貞享2年(1685年)6月、北摂三十三ヶ所観音霊場の二十七番に選ばれ、次の御詠歌が作られた。
秦野のなる 梅咲く寺の み仏の たかきめぐみを あおうぐ今日かな。
「秦野にある梅の咲き乱れる寺に、います仏さまの尊い慈しみを、仰ぎ慕う今日この頃でございます。」という意味であろう。また、初代麻田藩主青木一重公の院号が、梅隣院殿である。梅の花を友として、こよなく愛でられたお殿様という尊称である。
かって、この地は梅林で有名であった。梅の花の咲く季節になると、花見客でたいそう賑わったそうである。
現在、梅林は、住宅地に変貌し、そのおもかげは、佛日寺の境内に残すだけになってしまった。いずれは、人々の梅林の記憶は、完全に消え去ってしまうにちがいない。
梅に思いを馳せて
一 ゆきみぐさ 可憐なる純白の花びら、覗き込めば、黄金のめしべとおしべが鎮座ます。なんと仲のよきことか。後に、実を結び、子々孫々にうけつがれ、色も形も香りも、今も昔もかわりなく綿々と生き続ける。枝に頂く雪のごとく、散りては、ひらひらと舞う小雪のごとく、地にありては、鹿の子絞りのごとし。
二 木に咲く花 ごつごつと節くれ立った幹は、たくましい。切っても切ってもしなやかで、直なる枝を伸ばす。「桜切る馬鹿、梅切らぬ馬鹿」切れば切るほど、強くなり、やさしい花をつける。「梅一輪一輪ほどのあたたかさ」春をつげる花なれど、厳寒にあって、ほのかに温もりを与える。強さと優しさを兼備する。
三 花のあに 純心で虚飾を嫌う。新春を寿ぐお芽出たき日に、ほんのりと漂う高貴な香り、梅雨の頃、まるまるとはちきれんばかりの青梅は、ビロードのうぶ毛をおおい、内には青酸を含む。夏になると、天日に干され、紫蘇にもまれ、手塩にかけられると、霊妙な薬となる。
●梅の句---飯田龍太自選自解句
池田の佛日寺とかいう寺で俳句会があった。
席上、この近くに日野草城氏が病養されていると聞いた。
会の合間、医師の細田寿郎氏とお見舞いに行くことにした。
意外に道のりがあった。
青みはじめた麦畑のなかの道は、三月の陽を照りかえして、肥えた寿郎氏は、すっかり汗にまみれた。
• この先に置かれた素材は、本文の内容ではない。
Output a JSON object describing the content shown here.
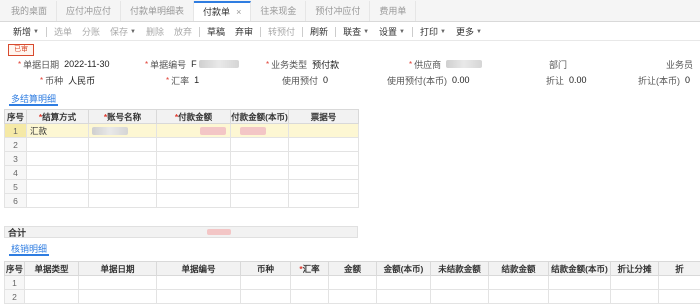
{
  "tabs": [
    {
      "label": "我的桌面",
      "active": false
    },
    {
      "label": "应付冲应付",
      "active": false
    },
    {
      "label": "付款单明细表",
      "active": false
    },
    {
      "label": "付款单",
      "active": true,
      "close": "×"
    },
    {
      "label": "往来现金",
      "active": false
    },
    {
      "label": "预付冲应付",
      "active": false
    },
    {
      "label": "费用单",
      "active": false
    }
  ],
  "toolbar": [
    {
      "label": "新增",
      "dropdown": true,
      "disabled": false
    },
    {
      "label": "选单",
      "dropdown": false,
      "disabled": true
    },
    {
      "label": "分账",
      "dropdown": false,
      "disabled": true
    },
    {
      "label": "保存",
      "dropdown": true,
      "disabled": true
    },
    {
      "label": "删除",
      "dropdown": false,
      "disabled": true
    },
    {
      "label": "放弃",
      "dropdown": false,
      "disabled": true
    },
    {
      "label": "草稿",
      "dropdown": false,
      "disabled": false
    },
    {
      "label": "弃审",
      "dropdown": false,
      "disabled": false
    },
    {
      "label": "转预付",
      "dropdown": false,
      "disabled": true
    },
    {
      "label": "刷新",
      "dropdown": false,
      "disabled": false
    },
    {
      "label": "联查",
      "dropdown": true,
      "disabled": false
    },
    {
      "label": "设置",
      "dropdown": true,
      "disabled": false
    },
    {
      "label": "打印",
      "dropdown": true,
      "disabled": false
    },
    {
      "label": "更多",
      "dropdown": true,
      "disabled": false
    }
  ],
  "caret": "▼",
  "status_stamp": "已审",
  "header": {
    "doc_date_label": "单据日期",
    "doc_date": "2022-11-30",
    "doc_no_label": "单据编号",
    "doc_no_prefix": "F",
    "biz_type_label": "业务类型",
    "biz_type": "预付款",
    "supplier_label": "供应商",
    "dept_label": "部门",
    "salesman_label": "业务员",
    "currency_label": "币种",
    "currency": "人民币",
    "rate_label": "汇率",
    "rate": "1",
    "use_prepay_label": "使用预付",
    "use_prepay": "0",
    "use_prepay_base_label": "使用预付(本币)",
    "use_prepay_base": "0.00",
    "discount_label": "折让",
    "discount": "0.00",
    "discount_base_label": "折让(本币)",
    "discount_base": "0"
  },
  "settlement": {
    "section_title": "多结算明细",
    "columns": [
      "序号",
      "结算方式",
      "账号名称",
      "付款金额",
      "付款金额(本币)",
      "票据号"
    ],
    "required": [
      false,
      true,
      true,
      true,
      false,
      false
    ],
    "rows": [
      {
        "no": "1",
        "method": "汇款"
      },
      {
        "no": "2"
      },
      {
        "no": "3"
      },
      {
        "no": "4"
      },
      {
        "no": "5"
      },
      {
        "no": "6"
      }
    ],
    "total_label": "合计"
  },
  "writeoff": {
    "section_title": "核销明细",
    "columns": [
      "序号",
      "单据类型",
      "单据日期",
      "单据编号",
      "币种",
      "汇率",
      "金额",
      "金额(本币)",
      "未结款金额",
      "结款金额",
      "结款金额(本币)",
      "折让分摊",
      "折"
    ],
    "required": [
      false,
      false,
      false,
      false,
      false,
      true,
      false,
      false,
      false,
      false,
      false,
      false,
      false
    ],
    "rows": [
      {
        "no": "1"
      },
      {
        "no": "2"
      }
    ]
  },
  "colors": {
    "accent": "#2f7de1",
    "required": "#e03c31",
    "stamp": "#d84a2e",
    "selected_row": "#fdf7d3"
  }
}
やっと訪ね当てた氏の家の生垣のほとりで、しばらく汗のひくのを待った。
ひっそりした家のなかから、いくたびか咳がきこえた。
一瞬寿郎氏の眉がくもったようである。
重患を予知したのであろう。
病床の氏は、窶れ果てていたが、突然の来訪をたいへんよろこんでくれた。
その眼は童女のようであった。
癒ったら、是非一度甲州へお訪ねしたいと言った。
その間も咳きつづけて、息苦しそうで、気が気ではない。
帰路はふたりとも全く無言で道を急いだ。
佛日寺の梅は七分咲きで、見ごろであったように思うむ。
それからいくばくもなくして氏の訃を聞いた。